While in Durham, North Carolina this week, President Barack Obama announced a new initiative to train more than 10,000 engineers. He explained that a strong economy depends heavily on innovation and manufacturing and that we need to increase our presence in these areas.
The President’s Council on Jobs and Competitiveness, led by Commerce Secretary Gary Locke and CEOs, met on Centennial Campus at Cree, Inc. to discuss these important employment issues. As Sen. Kay Hagan explained, the conference was put together to spotlight the state’s advanced edge in technology and engineering.
Chancellor Woodson said, “The job council is all about what we can do immediately to stimulate employment—to get more people back to work.

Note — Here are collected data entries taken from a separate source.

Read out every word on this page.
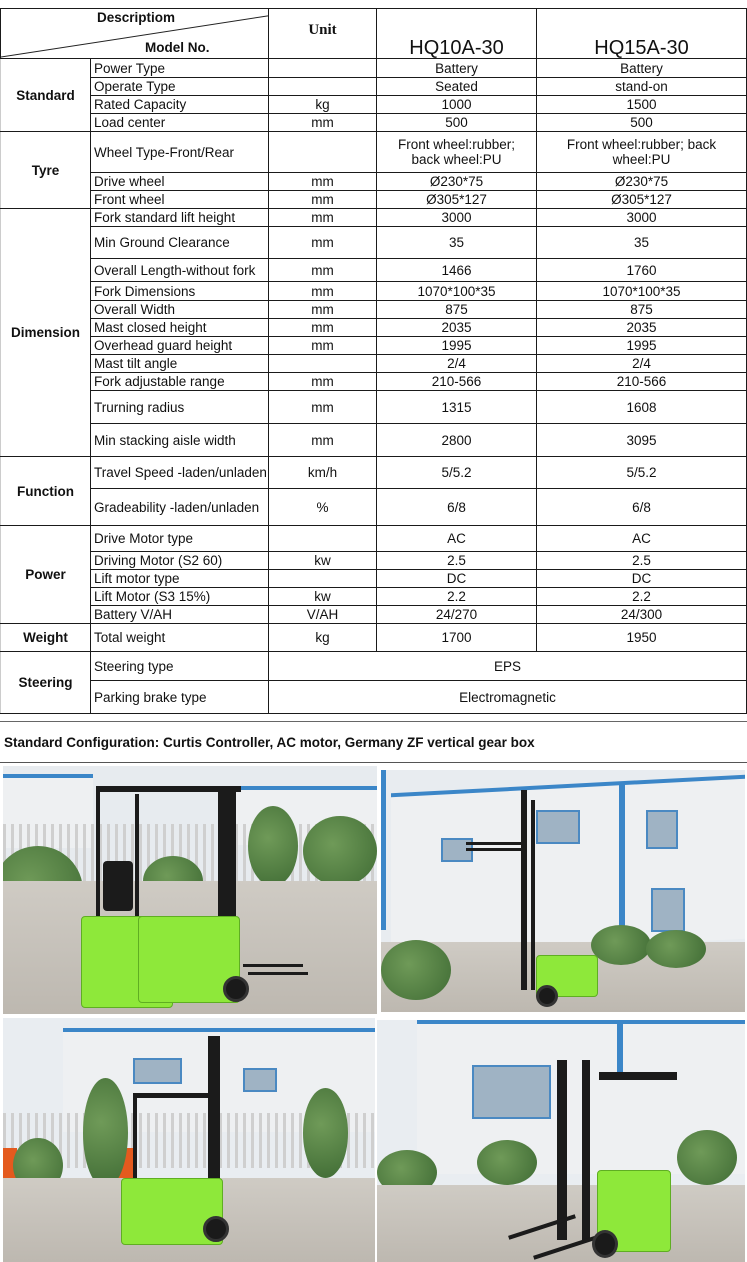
Descriptiom
Model No.		Unit	HQ10A-30	HQ15A-30
Standard	Power Type		Battery	Battery
	Operate Type		Seated	stand-on
	Rated Capacity	kg	1000	1500
	Load center	mm	500	500
Tyre	Wheel Type-Front/Rear		Front wheel:rubber; back wheel:PU	Front wheel:rubber; back wheel:PU
	Drive wheel	mm	Ø230*75	Ø230*75
	Front wheel	mm	Ø305*127	Ø305*127
Dimension	Fork standard lift height	mm	3000	3000
	Min Ground Clearance	mm	35	35
	Overall Length-without fork	mm	1466	1760
	Fork Dimensions	mm	1070*100*35	1070*100*35
	Overall Width	mm	875	875
	Mast closed height	mm	2035	2035
	Overhead guard height	mm	1995	1995
	Mast tilt angle		2/4	2/4
	Fork adjustable range	mm	210-566	210-566
	Trurning radius	mm	1315	1608
	Min stacking aisle width	mm	2800	3095
Function	Travel Speed -laden/unladen	km/h	5/5.2	5/5.2
	Gradeability -laden/unladen	%	6/8	6/8
Power	Drive Motor type		AC	AC
	Driving Motor (S2 60)	kw	2.5	2.5
	Lift motor type		DC	DC
	Lift Motor (S3 15%)	kw	2.2	2.2
	Battery V/AH	V/AH	24/270	24/300
Weight	Total weight	kg	1700	1950
Steering	Steering type	EPS		
	Parking brake type	Electromagnetic		
Standard Configuration: Curtis Controller, AC motor, Germany ZF vertical gear box
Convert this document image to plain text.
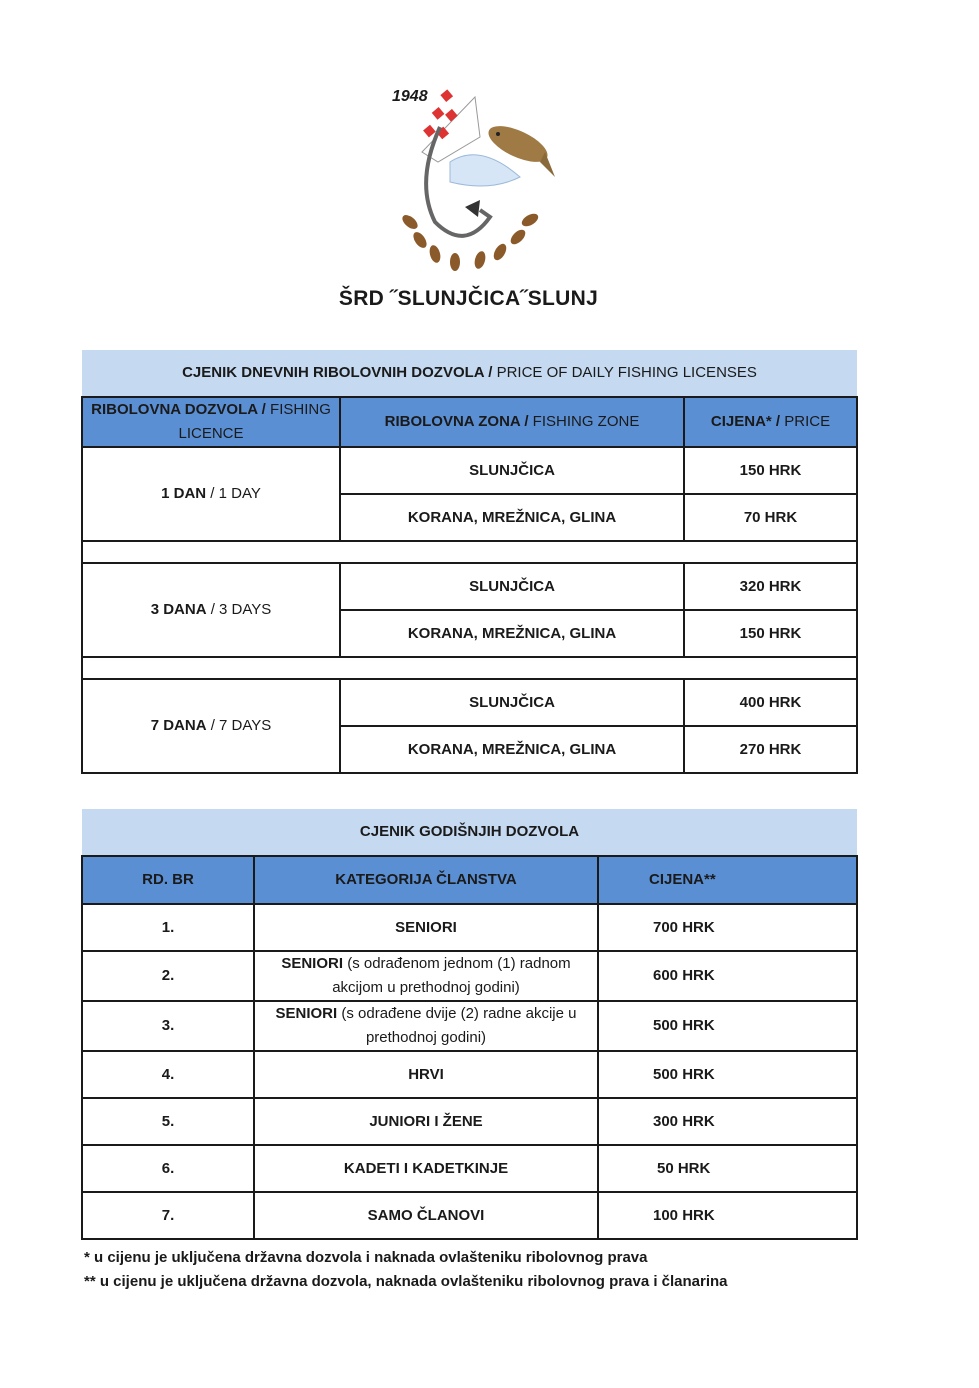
1948
ŠRD ˝SLUNJČICA˝SLUNJ
CJENIK DNEVNIH RIBOLOVNIH DOZVOLA / PRICE OF DAILY FISHING LICENSES		
RIBOLOVNA DOZVOLA / FISHING LICENCE	RIBOLOVNA ZONA / FISHING ZONE	CIJENA* / PRICE
1 DAN / 1 DAY	SLUNJČICA	150 HRK
	KORANA, MREŽNICA, GLINA	70 HRK

3 DANA / 3 DAYS	SLUNJČICA	320 HRK
	KORANA, MREŽNICA, GLINA	150 HRK

7 DANA / 7 DAYS	SLUNJČICA	400 HRK
	KORANA, MREŽNICA, GLINA	270 HRK
CJENIK GODIŠNJIH DOZVOLA		
RD. BR	KATEGORIJA ČLANSTVA	CIJENA**
1.	SENIORI	700 HRK
2.	SENIORI (s odrađenom jednom (1) radnom akcijom u prethodnoj godini)	600 HRK
3.	SENIORI (s odrađene dvije (2) radne akcije u prethodnoj godini)	500 HRK
4.	HRVI	500 HRK
5.	JUNIORI I ŽENE	300 HRK
6.	KADETI I KADETKINJE	50 HRK
7.	SAMO ČLANOVI	100 HRK
* u cijenu je uključena državna dozvola i naknada ovlašteniku ribolovnog prava
** u cijenu je uključena državna dozvola, naknada ovlašteniku ribolovnog prava i članarina
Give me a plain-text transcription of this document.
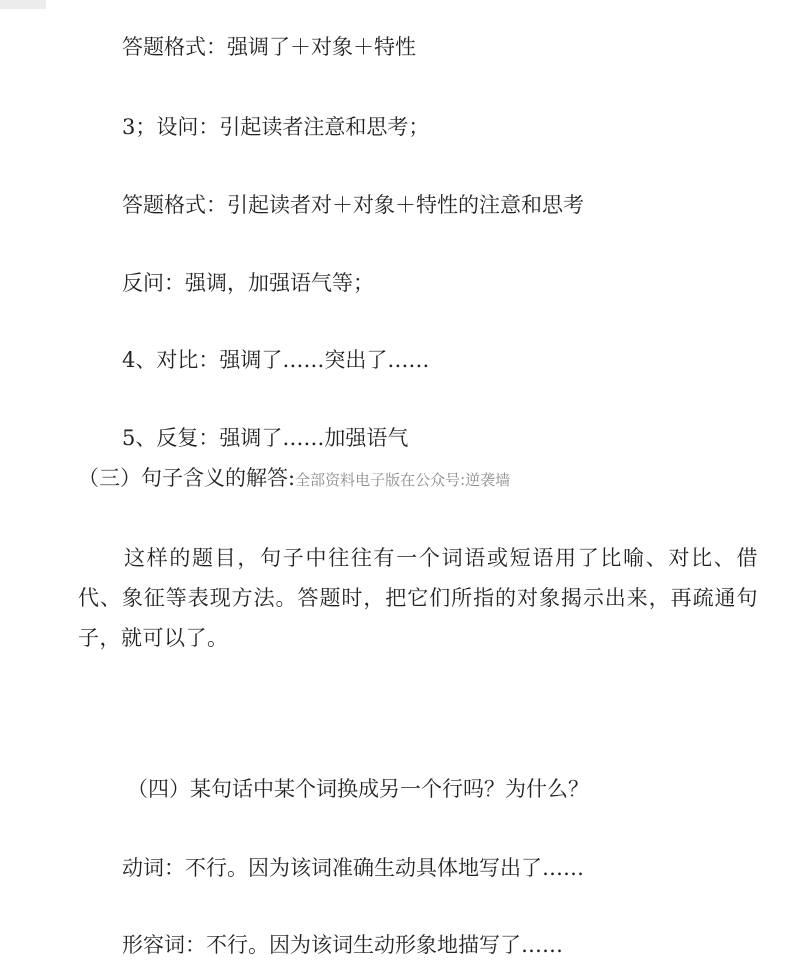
答题格式：强调了＋对象＋特性
3；设问：引起读者注意和思考；
答题格式：引起读者对＋对象＋特性的注意和思考
反问：强调，加强语气等；
4、对比：强调了……突出了……
5、反复：强调了……加强语气
（三）句子含义的解答:全部资料电子版在公众号:逆袭墙
这样的题目，句子中往往有一个词语或短语用了比喻、对比、借代、象征等表现方法。答题时，把它们所指的对象揭示出来，再疏通句子，就可以了。
（四）某句话中某个词换成另一个行吗？为什么？
动词：不行。因为该词准确生动具体地写出了……
形容词：不行。因为该词生动形象地描写了……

The administration came here because they wanted to see the FREEDM Center, which is a center focused on power distribution, but there are a lot of small companies in the Triangle that are involved in this part of creation of new jobs.”
STEM is Where It’s At
Obama explained, while touring the technology company Cree, Inc. that the jobs of the future are part of STEM – science, technology, engineering and math. He said,
“These are the jobs that China and India are cranking out. Those students are hungry because they understand if they get those skills they can find a good job, they can create companies, they can create businesses, create wealth.”
Focusing In on Fields that Matter
Lawrence Jacobson, executive director of the National Society of Professional Engineers, agrees with Obama that we certainly need to focus on these fields more. As he said, “At the most fundamental level, we need a cultural shift. If we are going to compete, we are going to need to crank out better quality education. The rest of the world is at school 6 days a week. The heroes need to be STEM people, not people that get to dribble a basketball. We can’t assume that we are better than everyone else, because we’re not.”The American Society of Engineering Education explained, in a recent report, that, of the 41,000 masters degrees awarded in engineering in 2009, 44% of them were to foreign nationals. At MIT, for instance, 66% of the graduate student population is foreign. Certainly, all of these professionals agree, we need to work to bring more Americans to the field of engineering to strengthen our economy here.